The NPR calls for only modest revisions to FR Y-15 line items.  SVB, Signature, and First Republic all relied largely on uninsured deposits.  Current systemic risk reporting does not adequately capture this exposure.  At best, current GSIBs report short-term wholesale funding.  That amount can include non-operational deposits, but that’s not the same as uninsured.  Moreover, the designation of operational deposits is highly subjective.  Current GSIB rules also exclude banks that are not holding companies but two of the large failures this year fit that category.  Extending the reporting requirements to non-BHCs would take systemic risk reporting and GSIB designations outside of the Fed’s domain.  But isn’t that what FSOC and OFR were created for?

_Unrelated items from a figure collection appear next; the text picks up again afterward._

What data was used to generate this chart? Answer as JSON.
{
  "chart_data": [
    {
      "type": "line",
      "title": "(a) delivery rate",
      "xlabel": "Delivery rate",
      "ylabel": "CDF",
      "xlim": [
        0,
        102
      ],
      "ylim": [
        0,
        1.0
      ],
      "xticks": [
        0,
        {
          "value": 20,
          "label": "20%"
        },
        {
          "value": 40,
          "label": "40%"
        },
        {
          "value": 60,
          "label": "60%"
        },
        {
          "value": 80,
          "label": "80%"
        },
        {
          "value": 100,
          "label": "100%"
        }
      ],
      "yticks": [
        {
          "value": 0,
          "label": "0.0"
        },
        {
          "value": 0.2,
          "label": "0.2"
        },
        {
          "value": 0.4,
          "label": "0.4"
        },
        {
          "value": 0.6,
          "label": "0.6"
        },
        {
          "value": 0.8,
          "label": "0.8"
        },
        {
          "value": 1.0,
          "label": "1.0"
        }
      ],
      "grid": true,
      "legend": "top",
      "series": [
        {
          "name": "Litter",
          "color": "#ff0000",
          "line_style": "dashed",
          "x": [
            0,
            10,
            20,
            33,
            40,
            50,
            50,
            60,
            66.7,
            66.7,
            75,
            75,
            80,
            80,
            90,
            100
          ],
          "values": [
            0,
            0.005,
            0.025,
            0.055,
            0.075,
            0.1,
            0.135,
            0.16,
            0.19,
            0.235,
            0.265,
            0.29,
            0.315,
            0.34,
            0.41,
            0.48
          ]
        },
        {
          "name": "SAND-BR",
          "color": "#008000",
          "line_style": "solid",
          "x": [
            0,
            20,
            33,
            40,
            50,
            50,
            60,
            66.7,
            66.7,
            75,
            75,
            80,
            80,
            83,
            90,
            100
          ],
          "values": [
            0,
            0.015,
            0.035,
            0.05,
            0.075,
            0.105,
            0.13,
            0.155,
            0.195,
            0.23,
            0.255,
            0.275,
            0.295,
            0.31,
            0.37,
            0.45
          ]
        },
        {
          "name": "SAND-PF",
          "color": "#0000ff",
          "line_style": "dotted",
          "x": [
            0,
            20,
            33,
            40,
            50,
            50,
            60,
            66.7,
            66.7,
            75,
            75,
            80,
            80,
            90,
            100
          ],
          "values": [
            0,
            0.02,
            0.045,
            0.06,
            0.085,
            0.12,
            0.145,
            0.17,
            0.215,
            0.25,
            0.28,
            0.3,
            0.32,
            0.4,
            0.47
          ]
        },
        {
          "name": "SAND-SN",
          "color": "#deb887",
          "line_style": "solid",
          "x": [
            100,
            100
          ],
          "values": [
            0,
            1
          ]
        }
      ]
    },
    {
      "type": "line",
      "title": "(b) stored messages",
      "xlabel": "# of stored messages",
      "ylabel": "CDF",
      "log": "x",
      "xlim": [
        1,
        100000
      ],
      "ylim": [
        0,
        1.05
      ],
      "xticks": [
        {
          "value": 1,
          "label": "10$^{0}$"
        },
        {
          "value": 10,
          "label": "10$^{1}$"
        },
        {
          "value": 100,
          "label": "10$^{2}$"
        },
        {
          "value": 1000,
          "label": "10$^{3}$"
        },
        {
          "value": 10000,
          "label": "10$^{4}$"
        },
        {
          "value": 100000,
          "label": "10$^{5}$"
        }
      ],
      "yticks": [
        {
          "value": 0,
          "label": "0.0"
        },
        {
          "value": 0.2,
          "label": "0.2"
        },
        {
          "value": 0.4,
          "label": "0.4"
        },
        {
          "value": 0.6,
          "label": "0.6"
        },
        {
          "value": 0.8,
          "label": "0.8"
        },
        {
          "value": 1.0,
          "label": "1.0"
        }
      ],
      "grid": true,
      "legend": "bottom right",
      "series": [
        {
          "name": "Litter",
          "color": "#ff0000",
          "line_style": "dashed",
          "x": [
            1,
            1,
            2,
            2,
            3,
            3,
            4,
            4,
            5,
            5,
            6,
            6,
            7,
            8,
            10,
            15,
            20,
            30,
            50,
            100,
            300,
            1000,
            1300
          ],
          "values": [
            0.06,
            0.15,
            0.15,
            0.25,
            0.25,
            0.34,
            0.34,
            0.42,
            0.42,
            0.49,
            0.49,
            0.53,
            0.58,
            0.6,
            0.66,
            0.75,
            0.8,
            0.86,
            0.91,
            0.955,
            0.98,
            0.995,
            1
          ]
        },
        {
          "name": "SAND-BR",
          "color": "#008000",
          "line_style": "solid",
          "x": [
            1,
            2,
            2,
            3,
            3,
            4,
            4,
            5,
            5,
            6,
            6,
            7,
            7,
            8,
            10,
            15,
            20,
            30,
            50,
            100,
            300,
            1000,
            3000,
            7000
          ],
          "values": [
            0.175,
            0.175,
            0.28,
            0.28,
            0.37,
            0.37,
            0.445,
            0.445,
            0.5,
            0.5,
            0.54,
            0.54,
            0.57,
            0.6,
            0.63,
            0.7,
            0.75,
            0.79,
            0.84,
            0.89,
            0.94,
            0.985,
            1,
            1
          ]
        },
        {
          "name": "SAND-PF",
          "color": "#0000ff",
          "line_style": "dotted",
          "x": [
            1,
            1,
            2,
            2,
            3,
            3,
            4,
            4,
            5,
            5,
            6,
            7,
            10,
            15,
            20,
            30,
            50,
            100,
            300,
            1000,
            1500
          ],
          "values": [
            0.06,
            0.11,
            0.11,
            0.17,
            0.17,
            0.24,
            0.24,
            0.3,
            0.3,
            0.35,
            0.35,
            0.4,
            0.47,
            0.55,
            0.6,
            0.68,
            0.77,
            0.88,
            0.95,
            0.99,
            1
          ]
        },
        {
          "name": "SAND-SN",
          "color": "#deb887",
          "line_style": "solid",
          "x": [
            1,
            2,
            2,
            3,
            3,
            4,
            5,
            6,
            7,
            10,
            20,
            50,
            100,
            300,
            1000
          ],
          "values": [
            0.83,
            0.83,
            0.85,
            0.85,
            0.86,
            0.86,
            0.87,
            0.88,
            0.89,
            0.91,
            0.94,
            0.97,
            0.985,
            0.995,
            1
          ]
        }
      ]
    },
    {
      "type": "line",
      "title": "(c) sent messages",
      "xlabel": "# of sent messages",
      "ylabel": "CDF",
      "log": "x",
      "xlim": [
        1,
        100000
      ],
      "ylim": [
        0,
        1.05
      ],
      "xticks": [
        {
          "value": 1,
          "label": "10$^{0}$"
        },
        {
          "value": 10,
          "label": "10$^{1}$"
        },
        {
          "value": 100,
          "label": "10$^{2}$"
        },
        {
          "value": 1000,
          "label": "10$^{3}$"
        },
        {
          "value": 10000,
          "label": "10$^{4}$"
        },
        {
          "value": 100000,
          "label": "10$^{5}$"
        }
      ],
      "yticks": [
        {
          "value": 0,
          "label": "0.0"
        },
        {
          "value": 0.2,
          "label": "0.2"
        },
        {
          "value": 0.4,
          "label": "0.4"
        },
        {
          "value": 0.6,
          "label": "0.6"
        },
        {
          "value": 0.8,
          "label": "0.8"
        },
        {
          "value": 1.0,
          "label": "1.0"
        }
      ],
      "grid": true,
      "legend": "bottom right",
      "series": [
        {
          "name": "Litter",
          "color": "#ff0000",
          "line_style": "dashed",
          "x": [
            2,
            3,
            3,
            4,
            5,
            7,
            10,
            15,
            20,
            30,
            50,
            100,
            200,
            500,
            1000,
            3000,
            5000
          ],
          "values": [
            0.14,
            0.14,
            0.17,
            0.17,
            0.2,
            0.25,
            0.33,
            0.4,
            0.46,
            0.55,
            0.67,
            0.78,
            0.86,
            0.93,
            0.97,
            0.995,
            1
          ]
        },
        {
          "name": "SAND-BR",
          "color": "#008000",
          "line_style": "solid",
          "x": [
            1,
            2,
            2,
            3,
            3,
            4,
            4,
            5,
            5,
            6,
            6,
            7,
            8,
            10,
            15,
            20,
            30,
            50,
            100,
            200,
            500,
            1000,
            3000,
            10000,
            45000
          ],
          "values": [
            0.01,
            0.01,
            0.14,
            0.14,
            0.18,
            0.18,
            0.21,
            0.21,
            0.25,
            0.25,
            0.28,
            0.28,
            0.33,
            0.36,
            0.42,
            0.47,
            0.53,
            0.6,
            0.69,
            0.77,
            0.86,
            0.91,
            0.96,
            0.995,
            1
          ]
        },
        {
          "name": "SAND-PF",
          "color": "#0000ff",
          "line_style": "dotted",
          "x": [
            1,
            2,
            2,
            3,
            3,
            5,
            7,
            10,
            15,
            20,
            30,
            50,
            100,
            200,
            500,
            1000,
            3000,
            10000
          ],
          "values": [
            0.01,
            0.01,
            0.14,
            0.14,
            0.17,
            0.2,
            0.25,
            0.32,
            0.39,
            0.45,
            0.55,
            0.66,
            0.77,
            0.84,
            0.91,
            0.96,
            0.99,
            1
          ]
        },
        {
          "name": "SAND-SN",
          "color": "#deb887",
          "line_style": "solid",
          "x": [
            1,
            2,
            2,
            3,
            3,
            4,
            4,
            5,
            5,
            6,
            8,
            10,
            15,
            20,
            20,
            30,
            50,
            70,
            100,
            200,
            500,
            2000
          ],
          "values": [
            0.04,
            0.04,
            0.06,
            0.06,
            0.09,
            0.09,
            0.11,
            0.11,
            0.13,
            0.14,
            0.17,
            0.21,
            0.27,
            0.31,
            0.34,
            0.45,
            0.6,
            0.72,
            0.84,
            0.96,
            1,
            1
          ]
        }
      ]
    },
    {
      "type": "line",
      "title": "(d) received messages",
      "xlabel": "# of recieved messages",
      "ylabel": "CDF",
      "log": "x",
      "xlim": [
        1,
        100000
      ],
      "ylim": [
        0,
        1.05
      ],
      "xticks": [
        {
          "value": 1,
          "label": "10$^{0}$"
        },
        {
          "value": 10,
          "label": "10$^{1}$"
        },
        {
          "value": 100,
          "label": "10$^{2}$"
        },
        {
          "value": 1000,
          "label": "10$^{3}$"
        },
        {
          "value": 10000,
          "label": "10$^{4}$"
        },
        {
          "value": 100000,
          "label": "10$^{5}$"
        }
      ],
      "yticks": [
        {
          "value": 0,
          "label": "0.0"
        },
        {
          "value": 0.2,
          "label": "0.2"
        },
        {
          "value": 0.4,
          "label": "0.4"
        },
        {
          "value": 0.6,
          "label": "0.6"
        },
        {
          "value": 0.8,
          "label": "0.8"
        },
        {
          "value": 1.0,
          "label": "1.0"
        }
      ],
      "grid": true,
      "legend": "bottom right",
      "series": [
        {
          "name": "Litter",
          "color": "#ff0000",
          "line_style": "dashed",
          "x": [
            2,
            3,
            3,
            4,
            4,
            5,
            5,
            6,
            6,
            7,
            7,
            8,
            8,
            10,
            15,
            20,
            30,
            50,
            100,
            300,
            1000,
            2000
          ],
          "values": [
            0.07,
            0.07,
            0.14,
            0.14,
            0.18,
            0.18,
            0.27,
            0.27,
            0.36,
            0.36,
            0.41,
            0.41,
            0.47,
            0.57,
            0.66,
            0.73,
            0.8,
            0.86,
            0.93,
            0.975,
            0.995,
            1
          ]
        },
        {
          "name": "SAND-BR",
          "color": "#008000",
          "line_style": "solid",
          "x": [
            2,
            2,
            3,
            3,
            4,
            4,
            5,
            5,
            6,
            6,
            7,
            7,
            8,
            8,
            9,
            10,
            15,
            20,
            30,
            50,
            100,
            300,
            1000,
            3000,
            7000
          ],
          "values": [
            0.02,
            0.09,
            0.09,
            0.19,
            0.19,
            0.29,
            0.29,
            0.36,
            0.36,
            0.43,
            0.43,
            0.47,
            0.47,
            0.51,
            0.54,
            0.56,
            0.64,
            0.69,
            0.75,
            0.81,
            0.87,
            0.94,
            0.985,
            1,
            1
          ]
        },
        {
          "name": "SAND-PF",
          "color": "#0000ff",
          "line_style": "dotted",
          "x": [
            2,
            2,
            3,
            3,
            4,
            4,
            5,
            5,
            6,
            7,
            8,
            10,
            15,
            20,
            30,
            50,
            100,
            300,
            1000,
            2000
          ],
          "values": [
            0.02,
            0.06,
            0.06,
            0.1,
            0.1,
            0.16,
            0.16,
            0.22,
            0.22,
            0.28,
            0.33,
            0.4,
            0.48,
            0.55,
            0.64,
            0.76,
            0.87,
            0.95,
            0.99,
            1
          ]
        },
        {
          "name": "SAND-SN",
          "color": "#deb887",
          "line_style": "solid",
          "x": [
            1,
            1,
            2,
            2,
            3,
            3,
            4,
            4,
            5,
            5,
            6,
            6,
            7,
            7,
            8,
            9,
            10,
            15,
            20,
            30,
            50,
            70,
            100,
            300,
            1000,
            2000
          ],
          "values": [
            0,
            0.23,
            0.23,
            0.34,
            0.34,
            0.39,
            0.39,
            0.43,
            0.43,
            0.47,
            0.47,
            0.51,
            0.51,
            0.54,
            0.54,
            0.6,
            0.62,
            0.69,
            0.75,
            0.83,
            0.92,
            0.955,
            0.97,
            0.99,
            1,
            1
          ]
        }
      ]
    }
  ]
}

Douglas Holtz-Eakin of the center-right American Action Forum claimed in 2018 that “there has never been a convincing definition of systemic risk or any operational way to measure it…It should be jettisoned and FSOC disbanded, and the focus returned to efficient and effective prudential supervision.”  To his credit, Holtz-Eakin also opposed coverage for SVB’s insured depositors in 2023.  Could the FDIC have saved $17.8 billion by sticking to the $250K insurance limit?  Maybe.  Such an action could have also sent uninsured depositors at other banks heading for the exits and triggered a broader financial crisis.  We may never know.  Regulators made the systemic risk determination over the space of two days in what seems like a seat of the pants fashion.  Better tools for monitoring and measuring systemic risk, and better use of existing tools, could have led to a more thoughtful and rigorous decision process.